Just as pleasing was the manner in which she bore all this, both the pressure and the acclaim. Like all of Ireland’s medallists here, the Dubliner

matched whatever she did in competition with a humility and honesty outside of it that was every bit as inspiring.

“I can’t believe that I inspire anybody. That’s the hard thing to get my head around.

“But I know I am in the limelight, and I know I have to be a role model, and I just want to be the best version of me that I can be so that I can inspire kids and be good role model for kids. I want them to bring out the best version of themselves.

“They don’t have to be Irish champion, world champion, Olympic champion. They don’t have to be anything only a better version of themselves and if I can do that I’ll be happy. For me, I love giving, and if I can give someone a little bit of inspiration, a little bit of get up and go, that means the world to me.”

Just the third woman to claim a gold medal for Ireland, she was told. It wasn’t an angle she had even considered but she has reflected most of the praise coming her way towards teammates, coaches, and family this last week or so. It was no different then.

She turned the statement on its head, lingering not on the past or the present, but on what future generations of Irish girls can do in the ring, and offering words of encouragement to kids and clubs shuttered by the pandemic.

“I just want to say to all those kids and teenagers out there, ‘get back in’.

“You might have missed the year but you can take it back like that. You might be unfit but you will never lose the skills that you have so get back in, get back at it, start off small and work at it.”

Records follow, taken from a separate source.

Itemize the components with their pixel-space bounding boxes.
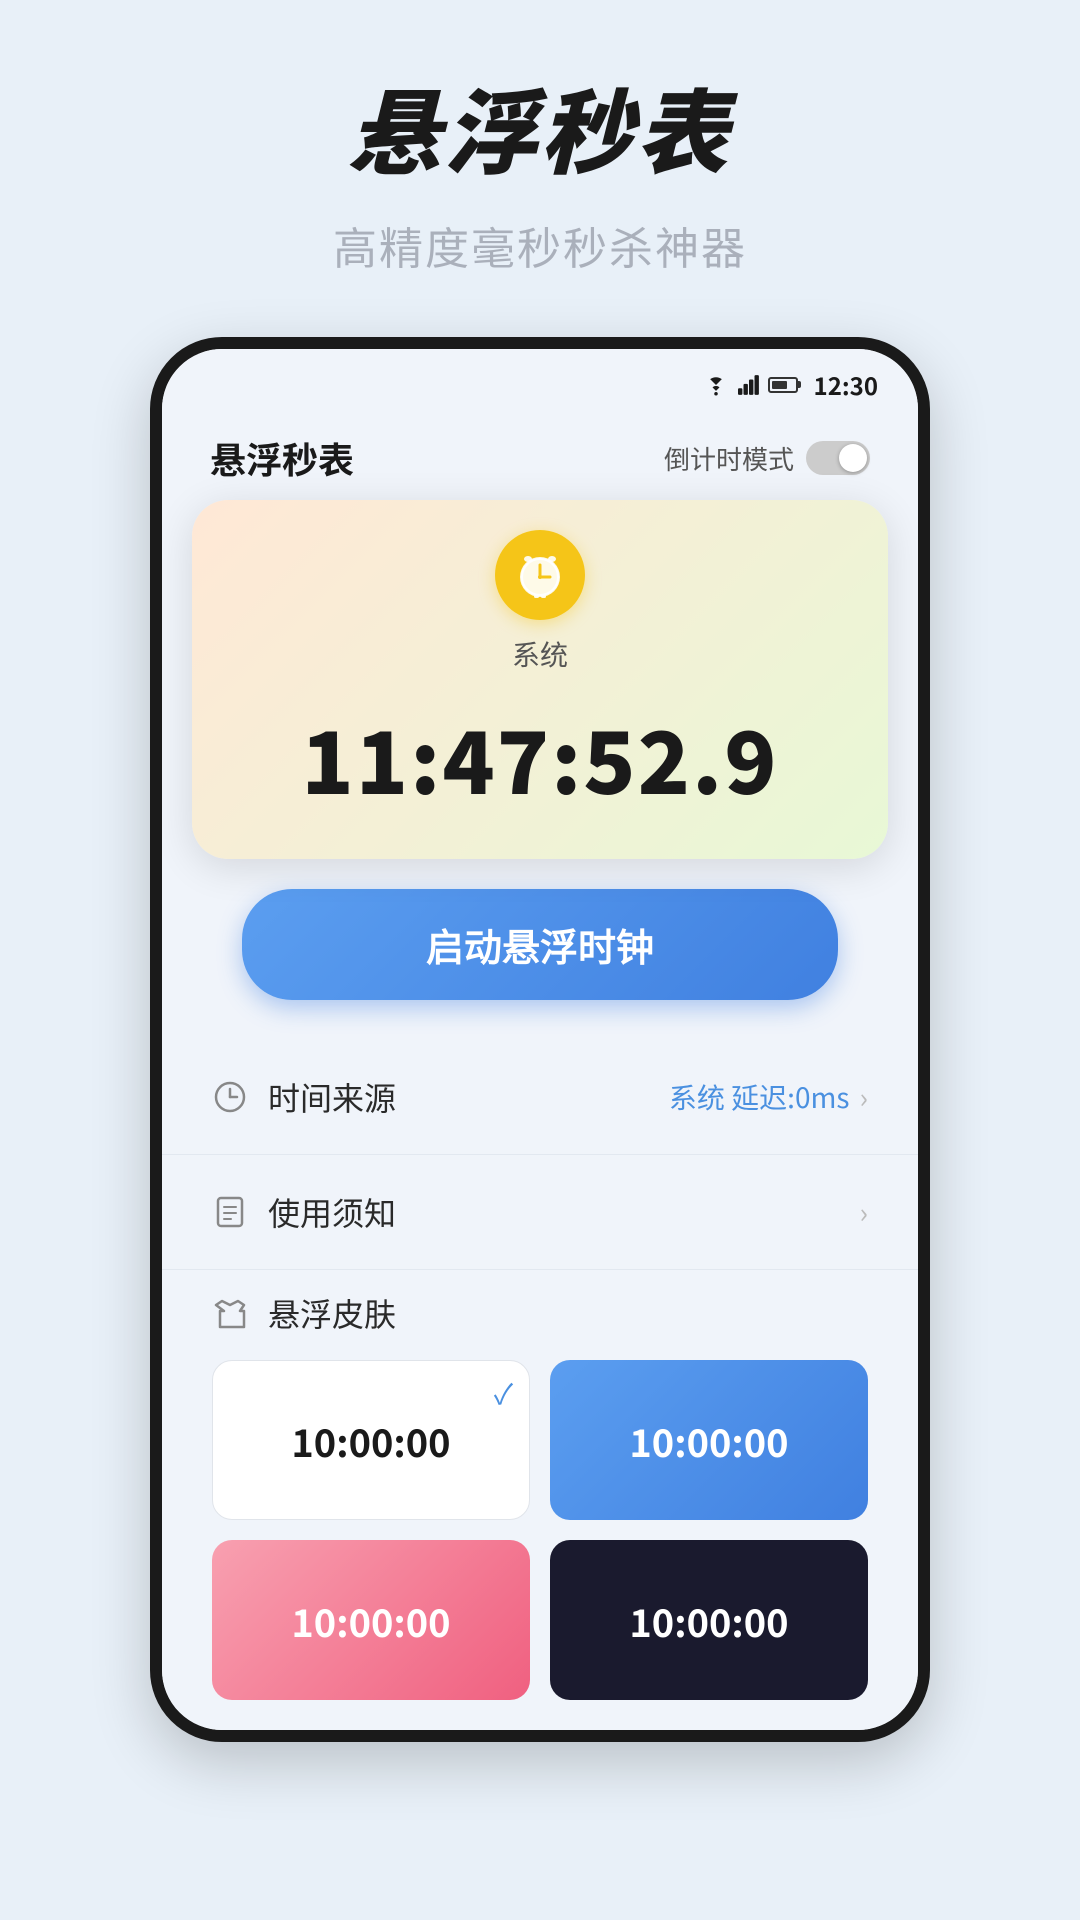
settings-left-2: 使用须知 — [212, 1189, 396, 1235]
status-time: 12:30 — [814, 367, 878, 402]
settings-right-1: 系统 延迟:0ms › — [669, 1077, 868, 1117]
wifi-icon — [702, 374, 730, 396]
settings-left-1: 时间来源 — [212, 1074, 396, 1120]
page-subtitle: 高精度毫秒秒杀神器 — [333, 213, 747, 277]
instructions-item[interactable]: 使用须知 › — [162, 1155, 918, 1270]
alarm-clock-icon — [512, 547, 568, 603]
chevron-right-icon-2: › — [860, 1192, 868, 1232]
app-header: 悬浮秒表 倒计时模式 — [162, 412, 918, 500]
skin-time-blue: 10:00:00 — [629, 1413, 788, 1468]
skin-label-row: 悬浮皮肤 — [212, 1290, 868, 1336]
start-button-wrapper: 启动悬浮时钟 — [162, 859, 918, 1030]
chevron-right-icon-1: › — [860, 1077, 868, 1117]
skin-time-pink: 10:00:00 — [291, 1593, 450, 1648]
skin-time-white: 10:00:00 — [291, 1413, 450, 1468]
toggle-knob — [839, 444, 867, 472]
app-background: 悬浮秒表 高精度毫秒秒杀神器 — [0, 0, 1080, 1742]
skin-card-blue[interactable]: 10:00:00 — [550, 1360, 868, 1520]
start-button[interactable]: 启动悬浮时钟 — [242, 889, 838, 1000]
signal-icon — [738, 374, 760, 396]
skin-card-white[interactable]: ✓ 10:00:00 — [212, 1360, 530, 1520]
time-source-label: 时间来源 — [268, 1074, 396, 1120]
settings-right-2: › — [860, 1192, 868, 1232]
time-display: 11:47:52.9 — [301, 694, 778, 819]
countdown-toggle[interactable] — [806, 441, 870, 475]
floating-card: 系统 11:47:52.9 — [192, 500, 888, 859]
time-source-item[interactable]: 时间来源 系统 延迟:0ms › — [162, 1040, 918, 1155]
page-title: 悬浮秒表 — [348, 60, 732, 193]
skin-time-dark: 10:00:00 — [629, 1593, 788, 1648]
skin-grid: ✓ 10:00:00 10:00:00 10:00:00 10:00:00 — [212, 1360, 868, 1700]
battery-icon — [768, 377, 798, 393]
status-icons — [702, 374, 798, 396]
shirt-icon — [212, 1295, 248, 1331]
selected-checkmark: ✓ — [494, 1373, 513, 1413]
countdown-label: 倒计时模式 — [664, 440, 794, 477]
doc-icon — [212, 1194, 248, 1230]
countdown-mode: 倒计时模式 — [664, 440, 870, 477]
clock-icon-wrapper — [495, 530, 585, 620]
skin-section: 悬浮皮肤 ✓ 10:00:00 10:00:00 10:00:00 — [162, 1270, 918, 1730]
app-header-title: 悬浮秒表 — [210, 432, 354, 484]
system-label: 系统 — [512, 634, 568, 674]
clock-small-icon — [212, 1079, 248, 1115]
skin-label: 悬浮皮肤 — [268, 1290, 396, 1336]
skin-card-pink[interactable]: 10:00:00 — [212, 1540, 530, 1700]
status-bar: 12:30 — [162, 349, 918, 412]
skin-card-dark[interactable]: 10:00:00 — [550, 1540, 868, 1700]
instructions-label: 使用须知 — [268, 1189, 396, 1235]
settings-list: 时间来源 系统 延迟:0ms › 使用须知 — [162, 1030, 918, 1270]
phone-mockup: 12:30 悬浮秒表 倒计时模式 — [150, 337, 930, 1742]
time-source-value: 系统 延迟:0ms — [669, 1077, 850, 1117]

Her words are powerful, not just for their content but for the sincerity with which they are offered. And they carry a weight borne of her own struggles from troubled teenager to raw boxer whose lack of real belief was shared by most of those around her.

It was 2016 when she first thought that maybe the Olympics was a stage where she could sing.

Kellie Harrington of Ireland celebrates with her gold medal after defeating Beatriz Ferreira of Brazil. Picture: Brendan Moran/Sportsfile
Kellie Harrington of Ireland celebrates with her gold medal after defeating Beatriz Ferreira of Brazil. Picture: Brendan Moran/Sportsfile

The penny dropped after a competitive sparring session with Estelle Moseley between the Frenchwoman’s successes at the World Championships and Olympic Games.

That was the point when Harrington first believed a day like yesterday was possible.

Once enough others beyond the confines of her local club came to the same conclusion then she had enough of a unit around her to make it happen.

Kellie Harrington: Olympic champion.

She has been adamant that her time in Japan won’t define her. That her journey isn’t over. Win or lose, she was going back to work part-time on the wards at St Vincent’s Hospital. The media and commercial worlds will come for their piece of flesh but her circle will stay small.

When she met John Conlan, one of her coaches, in the mixed zone yesterday she hugged him for an age and cried, and then she joked about how heavy the medal around her neck actually was.

She will wear it lightly. Conlan himself is sure of that.

“She’s just a great human being. I asked the other day, ‘what is the best version of yourself?’ and she said ‘someone who gives and shares’.

“That’s her in a nutshell. She gives everything in training. She wants to succeed. She says she doesn’t, but she does want to succeed.

“But then she’ll go back and do a night shift in the hospital. She’s amazing.

“She’s a great human being and it’s well deserved. The fact she doesn’t believe it makes it even better. In three days’ time she’ll wake up with a medal around her neck. She was brilliant.”